Басурманка | Страница: 26

  • Georgia
  • Verdana
  • Tahoma
  • Symbol
  • Arial
16
px

Торопливо зачерпнув полную кружечку, употреблявшуюся для полоскания рта, Женя поднесла ее Сереже.

– Сперва ты, потом я.

Юноша покорно выпил. Кружка уже много раз перешла от Сережи к Жене и обратно, между тем воды оставалась еще добрая четверть.

Добросовестно было выпито еще по две порции. Каждый новый глоток требовал, по-видимому, все больших усилий. Сережа озабоченно глянул на дно миски; туда же был устремлен и тревожный взгляд Жени.

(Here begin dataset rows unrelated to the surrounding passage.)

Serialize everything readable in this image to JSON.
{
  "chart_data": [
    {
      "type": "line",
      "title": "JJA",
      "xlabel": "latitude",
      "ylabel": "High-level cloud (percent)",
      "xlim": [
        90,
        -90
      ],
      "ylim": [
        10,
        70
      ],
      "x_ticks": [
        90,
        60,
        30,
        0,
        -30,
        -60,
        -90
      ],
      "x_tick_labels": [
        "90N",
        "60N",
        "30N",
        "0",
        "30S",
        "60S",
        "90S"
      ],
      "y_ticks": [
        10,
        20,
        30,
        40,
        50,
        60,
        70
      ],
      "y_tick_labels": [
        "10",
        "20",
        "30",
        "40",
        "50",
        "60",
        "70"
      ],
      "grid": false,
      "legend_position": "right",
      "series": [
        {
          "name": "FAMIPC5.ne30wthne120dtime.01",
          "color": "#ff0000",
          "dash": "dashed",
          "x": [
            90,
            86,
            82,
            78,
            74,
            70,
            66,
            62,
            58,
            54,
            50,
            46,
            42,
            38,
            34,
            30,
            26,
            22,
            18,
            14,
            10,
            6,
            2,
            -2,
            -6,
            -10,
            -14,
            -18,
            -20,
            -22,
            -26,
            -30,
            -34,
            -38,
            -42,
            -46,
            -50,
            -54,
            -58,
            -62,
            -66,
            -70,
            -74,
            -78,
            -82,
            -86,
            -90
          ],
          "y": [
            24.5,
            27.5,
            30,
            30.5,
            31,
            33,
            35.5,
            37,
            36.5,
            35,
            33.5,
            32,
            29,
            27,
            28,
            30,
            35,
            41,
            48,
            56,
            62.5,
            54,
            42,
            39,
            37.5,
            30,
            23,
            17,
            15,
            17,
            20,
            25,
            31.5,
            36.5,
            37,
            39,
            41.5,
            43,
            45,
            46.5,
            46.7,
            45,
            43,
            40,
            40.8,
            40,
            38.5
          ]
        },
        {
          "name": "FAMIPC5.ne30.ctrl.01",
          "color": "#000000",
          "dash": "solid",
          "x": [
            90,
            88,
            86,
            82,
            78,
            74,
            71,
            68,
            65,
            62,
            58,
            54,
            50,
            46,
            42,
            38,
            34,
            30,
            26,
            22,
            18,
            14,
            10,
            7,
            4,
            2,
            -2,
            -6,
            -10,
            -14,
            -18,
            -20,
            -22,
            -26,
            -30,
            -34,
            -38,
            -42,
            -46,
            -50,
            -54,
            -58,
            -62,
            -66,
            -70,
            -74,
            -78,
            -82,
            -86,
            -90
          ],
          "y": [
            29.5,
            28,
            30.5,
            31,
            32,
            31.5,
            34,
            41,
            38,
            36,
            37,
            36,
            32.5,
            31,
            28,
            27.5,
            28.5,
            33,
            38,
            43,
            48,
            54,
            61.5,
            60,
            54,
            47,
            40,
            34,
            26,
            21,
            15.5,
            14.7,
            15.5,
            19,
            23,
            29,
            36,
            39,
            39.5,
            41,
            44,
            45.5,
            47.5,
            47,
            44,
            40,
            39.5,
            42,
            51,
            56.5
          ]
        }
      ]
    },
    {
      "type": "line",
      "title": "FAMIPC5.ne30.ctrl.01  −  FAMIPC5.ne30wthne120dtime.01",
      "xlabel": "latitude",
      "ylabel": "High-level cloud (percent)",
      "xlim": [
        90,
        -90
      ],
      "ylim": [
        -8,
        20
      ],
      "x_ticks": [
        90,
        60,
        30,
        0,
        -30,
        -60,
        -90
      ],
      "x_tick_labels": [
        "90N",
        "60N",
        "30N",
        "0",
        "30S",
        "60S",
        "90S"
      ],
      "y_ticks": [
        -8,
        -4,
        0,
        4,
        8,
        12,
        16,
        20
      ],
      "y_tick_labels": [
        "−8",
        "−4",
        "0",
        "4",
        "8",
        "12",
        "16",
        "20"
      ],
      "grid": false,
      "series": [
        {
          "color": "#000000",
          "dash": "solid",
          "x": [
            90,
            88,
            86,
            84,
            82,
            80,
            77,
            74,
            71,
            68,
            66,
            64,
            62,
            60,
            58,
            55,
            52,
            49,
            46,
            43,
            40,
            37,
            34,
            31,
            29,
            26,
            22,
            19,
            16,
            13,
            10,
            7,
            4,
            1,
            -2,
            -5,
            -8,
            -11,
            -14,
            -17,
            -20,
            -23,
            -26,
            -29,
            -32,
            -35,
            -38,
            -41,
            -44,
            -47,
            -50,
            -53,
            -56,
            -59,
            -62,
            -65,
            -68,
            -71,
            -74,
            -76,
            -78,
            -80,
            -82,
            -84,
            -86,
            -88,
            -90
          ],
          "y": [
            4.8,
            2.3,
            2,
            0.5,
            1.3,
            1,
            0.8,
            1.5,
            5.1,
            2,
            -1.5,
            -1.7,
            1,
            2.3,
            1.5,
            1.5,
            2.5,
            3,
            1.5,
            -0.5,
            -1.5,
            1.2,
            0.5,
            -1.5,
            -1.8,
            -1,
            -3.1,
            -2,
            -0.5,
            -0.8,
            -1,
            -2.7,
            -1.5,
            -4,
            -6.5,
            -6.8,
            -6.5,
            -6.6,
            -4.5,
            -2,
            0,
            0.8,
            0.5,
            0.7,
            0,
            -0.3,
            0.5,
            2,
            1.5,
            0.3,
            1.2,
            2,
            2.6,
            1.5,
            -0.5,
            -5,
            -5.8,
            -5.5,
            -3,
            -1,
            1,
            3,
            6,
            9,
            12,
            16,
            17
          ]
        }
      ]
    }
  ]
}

– А что, может быть, еще кому-нибудь дать воды? – робко предложил Сережа.

– А кому? – невольно поддаваясь искушению разрешить так просто непосильную, казалось, для них двоих задачу, осведомилась Женя.

– Не знаю, право… Может, няне, Китти?.. – неуверенно, еще более робко продолжал юноша.

Минуту Женя колебалась. Соблазн был велик: количество выпитой воды тяготило ее.

– Нет, нет! – вдруг энергично запротестовала она. – Ни за что!.. Нашу воду, которой я благословляла тебя?! Ни за что! Да тут уж совсем немножко осталось, кружечки по две, не более.

Зачерпнув снова, она торопливо выпила одну, поднеся вторую Сергею. Несмотря на искреннее желание не огорчить, пожалуй, даже не оскорбить девочку, Сережа чувствовал, что не в состоянии безнаказанно сделать ни одного лишнего глотка.

– Прости, Женечка, не могу, совсем не могу больше, – виновато пробормотал он.

– Ну, тогда я все допью! – решительно проговорила Женя и, закрыв глаза, самоотверженно залпом осушила оставшуюся в миске воду.

– Теперь… простимся… – несколько отдышавшись и придя в себя, промолвила девочка; последнее слово застряло у нее в горле. – А то кто-нибудь войдет, а я хочу, чтобы только мы двое. Сперва дай хорошенько-хорошенько, долго-предолго наглядеться на тебя, – Женя двумя руками взяла голову Сережи, – чтобы запомнить… каждую черточку, каждую жилочку, ведь когда-то опять… увидимся.

Пристально, любовно и грустно, не отрываясь, смотрела Женя в это дорогое ей лицо; поспешно, нетерпеливо смахивала она набегавшие слезы, мешавшие в эти последние, сосчитанные минуты наглядеться «в запас», на долго-долго, до новой встречи.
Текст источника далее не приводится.